🤖 AI Summary
Existing code generation benchmarks primarily focus on single-turn tasks, which inadequately assess an agent’s ability to maintain codebase correctness under continuously evolving requirements. This work proposes the first multi-turn, state-preserving evaluation paradigm for code generation, introducing Harbor—a benchmark comprising 26 stateful programming tasks and 227 interactive turns. Harbor features stateful workspaces, requirement specifications grounded in observable behavior, and cumulative executable tests. By introducing a dual-metric framework—Multi-turn Pass@4 (MT@4) and Success Rate (SR)—the study reveals significant performance disparities and ranking reversals between single-turn and multi-turn settings.
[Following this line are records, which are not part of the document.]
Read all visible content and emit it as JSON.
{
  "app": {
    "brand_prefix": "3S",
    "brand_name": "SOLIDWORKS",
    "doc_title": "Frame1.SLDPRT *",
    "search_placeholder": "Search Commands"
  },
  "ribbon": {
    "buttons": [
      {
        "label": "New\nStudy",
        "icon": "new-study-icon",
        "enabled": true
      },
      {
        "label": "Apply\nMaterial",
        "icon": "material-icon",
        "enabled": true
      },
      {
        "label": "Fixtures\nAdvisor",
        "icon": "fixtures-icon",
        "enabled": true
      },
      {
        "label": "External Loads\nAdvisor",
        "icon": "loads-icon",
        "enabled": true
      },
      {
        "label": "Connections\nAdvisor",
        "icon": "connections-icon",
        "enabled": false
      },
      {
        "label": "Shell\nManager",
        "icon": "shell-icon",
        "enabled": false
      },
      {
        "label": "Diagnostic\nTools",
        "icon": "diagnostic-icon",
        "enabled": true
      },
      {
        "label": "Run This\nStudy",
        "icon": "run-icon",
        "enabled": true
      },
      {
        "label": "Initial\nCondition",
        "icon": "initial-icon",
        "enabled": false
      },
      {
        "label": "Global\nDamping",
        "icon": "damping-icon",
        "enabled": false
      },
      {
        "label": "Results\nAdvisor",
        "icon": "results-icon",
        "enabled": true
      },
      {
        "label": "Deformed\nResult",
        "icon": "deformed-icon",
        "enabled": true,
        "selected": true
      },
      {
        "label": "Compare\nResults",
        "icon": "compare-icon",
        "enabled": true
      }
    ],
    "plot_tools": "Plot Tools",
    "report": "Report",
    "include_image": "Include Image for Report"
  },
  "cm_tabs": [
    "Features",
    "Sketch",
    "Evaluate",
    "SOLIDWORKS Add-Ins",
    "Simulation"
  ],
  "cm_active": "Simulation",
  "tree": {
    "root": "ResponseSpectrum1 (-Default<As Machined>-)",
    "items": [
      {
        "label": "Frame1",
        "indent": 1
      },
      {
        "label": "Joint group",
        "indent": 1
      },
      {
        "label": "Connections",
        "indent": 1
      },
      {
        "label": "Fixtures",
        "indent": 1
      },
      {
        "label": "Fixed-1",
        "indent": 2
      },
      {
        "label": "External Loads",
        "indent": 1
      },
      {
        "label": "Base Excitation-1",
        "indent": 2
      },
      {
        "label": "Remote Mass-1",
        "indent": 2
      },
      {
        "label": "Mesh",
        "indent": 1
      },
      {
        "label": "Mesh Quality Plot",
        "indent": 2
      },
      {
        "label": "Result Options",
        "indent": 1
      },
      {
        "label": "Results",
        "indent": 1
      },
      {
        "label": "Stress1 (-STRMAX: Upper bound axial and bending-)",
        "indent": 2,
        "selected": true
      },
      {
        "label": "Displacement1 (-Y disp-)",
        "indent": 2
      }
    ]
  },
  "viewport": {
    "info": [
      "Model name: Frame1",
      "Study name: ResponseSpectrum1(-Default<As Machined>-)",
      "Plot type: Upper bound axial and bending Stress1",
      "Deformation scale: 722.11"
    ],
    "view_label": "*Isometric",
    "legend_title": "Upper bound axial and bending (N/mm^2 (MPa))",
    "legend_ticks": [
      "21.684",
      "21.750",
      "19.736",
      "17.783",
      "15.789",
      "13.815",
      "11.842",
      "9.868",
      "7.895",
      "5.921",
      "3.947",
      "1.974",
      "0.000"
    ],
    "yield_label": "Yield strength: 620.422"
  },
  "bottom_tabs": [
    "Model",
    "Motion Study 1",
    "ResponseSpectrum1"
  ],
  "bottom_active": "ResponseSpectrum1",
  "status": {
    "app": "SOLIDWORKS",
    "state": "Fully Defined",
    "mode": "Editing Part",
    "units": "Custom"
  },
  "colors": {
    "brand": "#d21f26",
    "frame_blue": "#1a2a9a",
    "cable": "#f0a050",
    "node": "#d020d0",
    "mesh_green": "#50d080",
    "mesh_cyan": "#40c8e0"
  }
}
Experiments show that even the strongest agents achieve only around 50% multi-turn success, with overall pass rates by the fifth turn dropping below half of the initial round, while failure patterns exhibit clear stratification between high- and low-performing agents.
📝 Abstract
Coding agents are increasingly used as iterative development partners, but most benchmarks still evaluate one specification followed by one final assessment. This leaves out a basic question: can an agent keep its own codebase working as requirements change? We introduce EvoCode-Bench, a benchmark of 26 stateful coding tasks and 227 evaluated rounds. Each task preserves the agent's workspace for 5-15 rounds, states requirements through observable behavior, and uses cumulative executable tests to check new requirements and still-active prior ones. We evaluate 13 coding agents with two metrics: MT@4, a four-attempt fail-stop multi-round score, and SR, a single-round score from a reference-completed prior state. For most agents, SR exceeds MT@4 by 22-40 points. The gap also changes rankings: the highest-SR agent (78.9) ranks only third in persistent execution (44.0 MT@4). Even the strongest agents achieve only about 50% success on multi-turn metrics, and aggregate pass rate drops below half of round-1 performance by round 5. Failure analysis shows tier-dependent behavior: weaker agents fail early, while stronger agents survive long enough to expose specification-tracking and regression failures. We release the benchmark data and Harbor multi-turn infrastructure.